Topological quantum order: stability under local perturbations
Sergey Bravyi, Matthew Hastings, Spyridon Michalakis
TL;DR
The paper proves that topologically ordered phases described by frustration-free commuting Hamiltonians on a D-dimensional lattice retain a stable spectral gap under generic, exponentially decaying local perturbations, provided two topological-quantum-order conditions (TQO-1 and TQO-2) hold. It develops a discrete Hamiltonian-flow framework to convert arbitrary local perturbations into a block-diagonal form while preserving locality via Lieb-Robinson bounds, achieving an exponentially small perturbative width for the lowest energy band and protected gaps between bands. A linearized block-diagonalization scheme and quasi-adiabatic continuation are then used to show that topological invariants and logical operator structures survive under perturbation, enabling robust adiabatic manipulation of topological quantum information.

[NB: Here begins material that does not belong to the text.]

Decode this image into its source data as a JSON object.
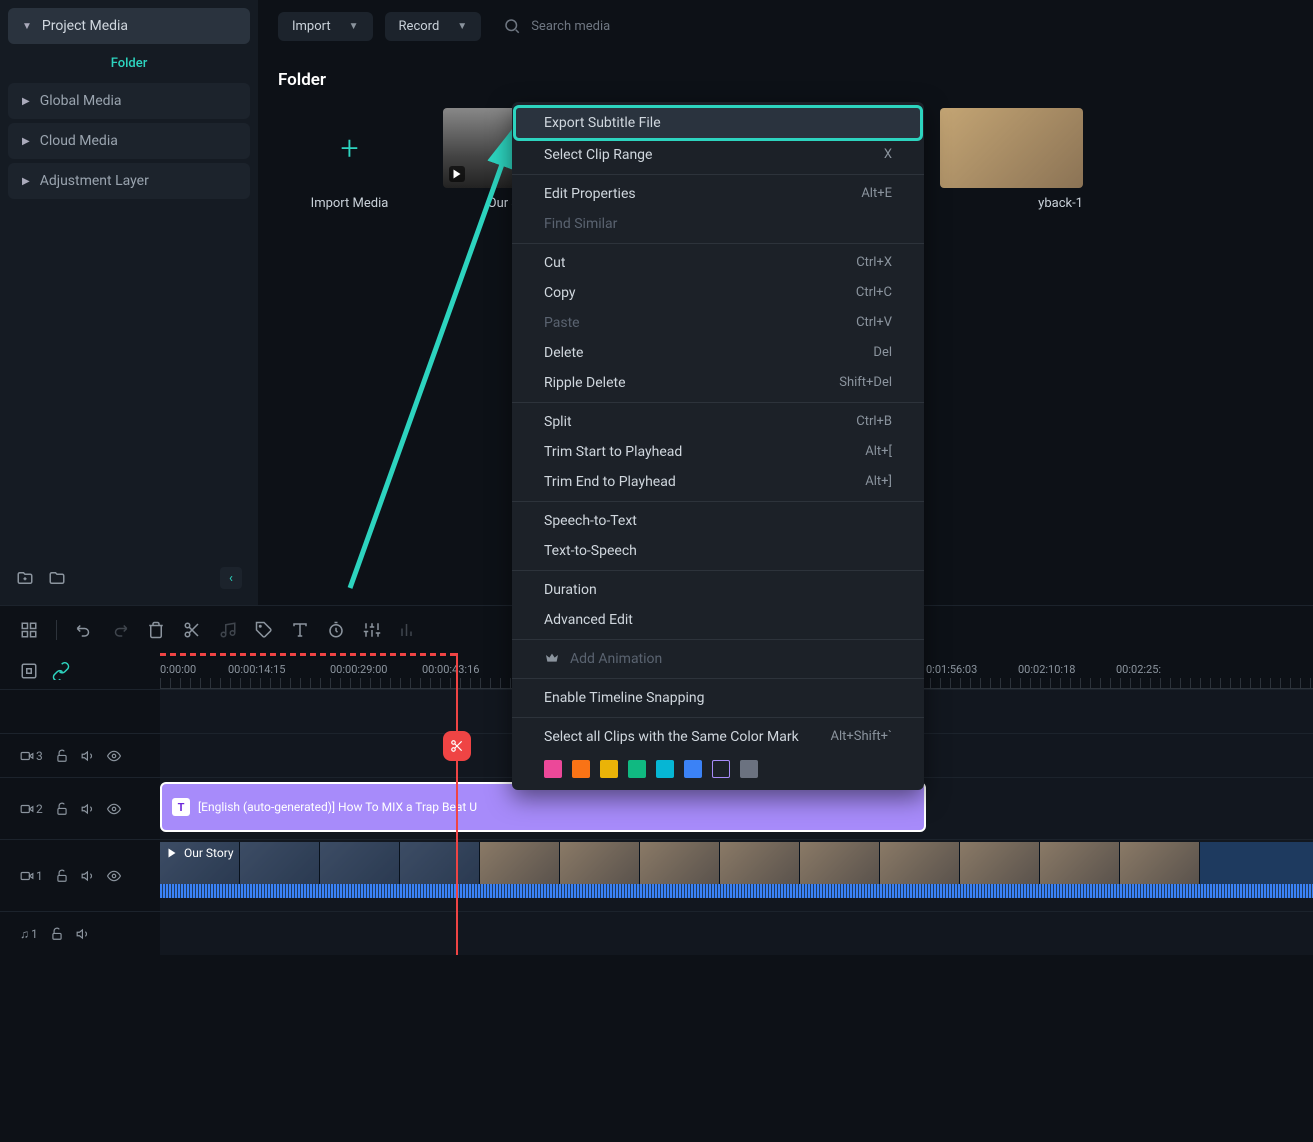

The results apply to stabilizer codes and models like the toric code and Levin-Wen string-nets, and they provide a rigorous foundation for the stability and controllability of topological quantum order in realistic, perturbed settings.
Abstract
We study zero-temperature stability of topological phases of matter under weak time-independent perturbations. Our results apply to quantum spin Hamiltonians that can be written as a sum of geometrically local commuting projectors on a D-dimensional lattice with certain topological order conditions. Given such a Hamiltonian H_0 we prove that there exists a constant threshold ε>0 such that for any perturbation V representable as a sum of short-range bounded-norm interactions the perturbed Hamiltonian H=H_0+εV has well-defined spectral bands originating from O(1) smallest eigenvalues of H_0. These bands are separated from the rest of the spectrum and from each other by a constant gap. The band originating from the smallest eigenvalue of H_0 has exponentially small width (as a function of the lattice size). Our proof exploits a discrete version of Hamiltonian flow equations, the theory of relatively bounded operators, and the Lieb-Robinson bound.